Batteries: GM says the batteries it's planning to use for the Volt are safe and durable enough to get started. Later improvements that come as the industry grows will be icing on the cake. Fleet: IN 2007, US fleet purchases were 65,000 units; half of that by 2012 is more than possible based on current automakers' announcements. Environmental Defense: The group has been a pioneer in developing market-based approaches to climate change, but DeCicco's focus on damping down interest and support for solutions that don't have to wait for broader agreement means the group misses promoting practical solutions.
MULTIPLE PHEV REPORTS FROM ALTCAREXPO IN AUSTIN; NEWS FROM PLUG-IN PARTNERS: For the first time this event was held in a second location in addition to Santa Monica. AutoBlogGreen wins an award for the most stories on a single event. Starting from http://www.autobloggreen.com/category/austin-alt-car-expo/ you can read and listen to the stories--we include a few highlights:
- AUSTIN ENERGY ENDS PLUG-IN PARTNERS, UNVEILS NEW SMART CHARGING SOFTWARE Austin Energy is hosting this Expo, and used it to mark the end of the Plug-in Partners campaign. Wait, using an alt car show to call an end to a movement that has worked incredibly hard to get the big automakers to focus on plug-in vehicles? Yup. Austin Energy general manager Roger Duncan announced that the Plug-in Partners program is officially finished now because, "We have absolutely achieved success." The rumor is that the EDTA might take over some of the PiP work moving forward, but for now it's mission accomplished. Also speaking at the press conference was Lloyd Doggett, U.S. Congressman for the Austin area. Doggett said that the smart grid/plug-in efforts are "a campaign that really matters for our city and the planet." Doggett knows what he's talking about; he's worked in Congres for years on getting pro-PHEV legislation passed (we got a chance to speak directly with Doggett about this, and we'll post that interview shortly). Lastly David Kaplan of V2Green showed of a piece of web-based PHEV software that AE uses to track - and predict - PHEV use. The company currently has two converted Priuses plugged into the network and a fleet of thousands of virtual cars that can help engineers and others understand how customers will affect the grid load and vice versa. It's a new era in grid planning - something we'll have much more on later. For now, you can see the software screens by clicking here (then just click on each picture to go to the next screen).

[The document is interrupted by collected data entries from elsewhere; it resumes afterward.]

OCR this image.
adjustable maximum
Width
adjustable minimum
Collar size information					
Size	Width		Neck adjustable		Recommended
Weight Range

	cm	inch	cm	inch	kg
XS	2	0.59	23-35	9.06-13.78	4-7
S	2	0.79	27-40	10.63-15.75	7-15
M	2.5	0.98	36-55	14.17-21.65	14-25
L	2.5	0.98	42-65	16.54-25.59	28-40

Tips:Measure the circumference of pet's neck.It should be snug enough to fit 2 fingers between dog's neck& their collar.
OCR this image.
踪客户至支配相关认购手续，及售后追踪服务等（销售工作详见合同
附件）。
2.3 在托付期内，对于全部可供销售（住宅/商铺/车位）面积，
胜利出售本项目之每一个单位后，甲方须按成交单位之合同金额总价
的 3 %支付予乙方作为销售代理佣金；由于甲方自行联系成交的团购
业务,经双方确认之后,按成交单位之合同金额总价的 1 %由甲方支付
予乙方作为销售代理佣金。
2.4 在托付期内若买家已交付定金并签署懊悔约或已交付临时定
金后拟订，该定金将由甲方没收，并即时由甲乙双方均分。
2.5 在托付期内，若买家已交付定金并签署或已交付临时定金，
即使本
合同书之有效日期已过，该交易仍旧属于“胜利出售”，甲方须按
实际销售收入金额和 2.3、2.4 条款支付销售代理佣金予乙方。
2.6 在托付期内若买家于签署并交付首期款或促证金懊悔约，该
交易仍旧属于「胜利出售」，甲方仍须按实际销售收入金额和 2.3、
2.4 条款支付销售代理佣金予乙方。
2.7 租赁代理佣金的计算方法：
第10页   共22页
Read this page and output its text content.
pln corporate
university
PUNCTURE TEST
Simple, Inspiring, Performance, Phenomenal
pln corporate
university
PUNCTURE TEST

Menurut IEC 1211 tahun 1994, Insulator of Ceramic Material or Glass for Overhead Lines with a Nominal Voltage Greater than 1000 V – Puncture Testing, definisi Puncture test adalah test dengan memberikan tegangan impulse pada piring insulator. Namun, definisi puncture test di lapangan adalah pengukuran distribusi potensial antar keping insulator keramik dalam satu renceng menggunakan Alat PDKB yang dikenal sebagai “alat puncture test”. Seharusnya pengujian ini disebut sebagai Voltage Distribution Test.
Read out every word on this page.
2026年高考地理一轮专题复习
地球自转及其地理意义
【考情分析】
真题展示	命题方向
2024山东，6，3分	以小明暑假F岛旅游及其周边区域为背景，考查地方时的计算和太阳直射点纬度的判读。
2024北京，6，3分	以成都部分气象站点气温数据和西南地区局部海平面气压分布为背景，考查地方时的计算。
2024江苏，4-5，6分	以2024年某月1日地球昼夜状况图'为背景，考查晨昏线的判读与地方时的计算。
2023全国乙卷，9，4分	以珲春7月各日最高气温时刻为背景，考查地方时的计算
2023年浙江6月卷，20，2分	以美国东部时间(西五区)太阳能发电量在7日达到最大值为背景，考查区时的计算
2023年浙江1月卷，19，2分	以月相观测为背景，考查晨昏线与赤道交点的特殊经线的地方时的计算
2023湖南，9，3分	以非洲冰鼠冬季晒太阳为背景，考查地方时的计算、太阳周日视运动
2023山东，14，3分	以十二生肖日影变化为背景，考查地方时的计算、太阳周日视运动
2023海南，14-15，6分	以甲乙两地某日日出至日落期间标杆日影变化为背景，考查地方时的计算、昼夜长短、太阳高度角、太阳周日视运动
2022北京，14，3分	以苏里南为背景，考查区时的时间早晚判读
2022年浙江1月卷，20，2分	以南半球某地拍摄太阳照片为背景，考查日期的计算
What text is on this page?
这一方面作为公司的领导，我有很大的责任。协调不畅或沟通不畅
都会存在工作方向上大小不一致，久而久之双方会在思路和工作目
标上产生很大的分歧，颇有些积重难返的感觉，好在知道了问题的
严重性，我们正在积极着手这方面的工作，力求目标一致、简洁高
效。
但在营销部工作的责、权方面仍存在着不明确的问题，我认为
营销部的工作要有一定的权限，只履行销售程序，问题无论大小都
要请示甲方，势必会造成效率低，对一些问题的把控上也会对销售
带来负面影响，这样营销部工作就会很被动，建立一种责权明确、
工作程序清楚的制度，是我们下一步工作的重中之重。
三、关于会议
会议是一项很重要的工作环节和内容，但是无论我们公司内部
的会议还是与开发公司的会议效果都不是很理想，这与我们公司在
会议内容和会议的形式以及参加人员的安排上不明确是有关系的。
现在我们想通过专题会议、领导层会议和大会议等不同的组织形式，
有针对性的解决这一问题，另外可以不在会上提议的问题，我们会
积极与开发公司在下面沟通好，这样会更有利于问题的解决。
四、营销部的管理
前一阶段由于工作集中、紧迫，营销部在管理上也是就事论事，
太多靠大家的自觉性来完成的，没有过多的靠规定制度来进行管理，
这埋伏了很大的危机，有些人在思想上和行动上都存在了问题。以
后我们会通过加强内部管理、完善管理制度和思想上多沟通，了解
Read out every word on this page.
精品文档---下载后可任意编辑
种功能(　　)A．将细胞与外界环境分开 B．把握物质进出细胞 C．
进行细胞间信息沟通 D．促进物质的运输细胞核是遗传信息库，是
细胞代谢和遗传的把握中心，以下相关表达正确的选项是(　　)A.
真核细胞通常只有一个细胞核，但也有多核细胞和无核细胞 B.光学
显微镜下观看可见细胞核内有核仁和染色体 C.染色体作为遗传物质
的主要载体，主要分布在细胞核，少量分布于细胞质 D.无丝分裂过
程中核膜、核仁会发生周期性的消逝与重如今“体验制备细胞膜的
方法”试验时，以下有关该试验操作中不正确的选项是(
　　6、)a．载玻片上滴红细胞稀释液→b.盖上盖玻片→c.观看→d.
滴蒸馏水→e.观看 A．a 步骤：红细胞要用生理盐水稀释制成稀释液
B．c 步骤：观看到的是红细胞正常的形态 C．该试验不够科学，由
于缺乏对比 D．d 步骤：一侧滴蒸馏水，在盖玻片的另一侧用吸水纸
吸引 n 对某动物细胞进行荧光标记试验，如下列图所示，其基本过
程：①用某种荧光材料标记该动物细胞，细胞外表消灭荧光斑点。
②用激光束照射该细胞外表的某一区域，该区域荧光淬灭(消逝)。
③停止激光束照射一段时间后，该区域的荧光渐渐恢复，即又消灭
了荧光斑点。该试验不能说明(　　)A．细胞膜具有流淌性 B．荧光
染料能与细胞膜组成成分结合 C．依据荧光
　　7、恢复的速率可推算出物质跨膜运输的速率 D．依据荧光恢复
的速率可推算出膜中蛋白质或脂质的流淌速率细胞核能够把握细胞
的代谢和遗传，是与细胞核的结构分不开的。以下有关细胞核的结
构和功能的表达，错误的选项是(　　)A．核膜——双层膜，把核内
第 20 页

- CONGRESSMAN LLOYD DOGGETT TALKS PHEV TAX CREDITS AND GM'S INFLUENCE Doggett said he came to the Plug-in movement through the recently-ended Plug-in Partners campaign, which started in Austin. He helped get plug-in tax credit legislation passed in the House six times, but he did not vote in favor of the final bill (the seventh passing) because it was part of the huge bank bailout bill we heard so much about a few weeks ago. He's like that. We spoke to Doggett about the bill and his efforts on behalf of PHEVs. He said the final version provides about half as much support for PHEVs as he originally intended three quarters of a billion dollars instead of $1.5 billion. The provisions were also - unfortunately, in Doggett's mind - changed from individual manufacturer cap to an overall cap. There is an industry-wide cap of 250,000 tax credits for consumers between now and 2014. "This was done perhaps with the idea in mind that General Motors would have the Volt out there and be ready to try and claim as many credits as possible against its competitors.
- WILL CONSUMERS BUY IN? DUH. The real question, Southern California Edison's Ed Kjaer said, isn't "Will Consumers Buy In?" but will the OEMs build PHEVs in volume?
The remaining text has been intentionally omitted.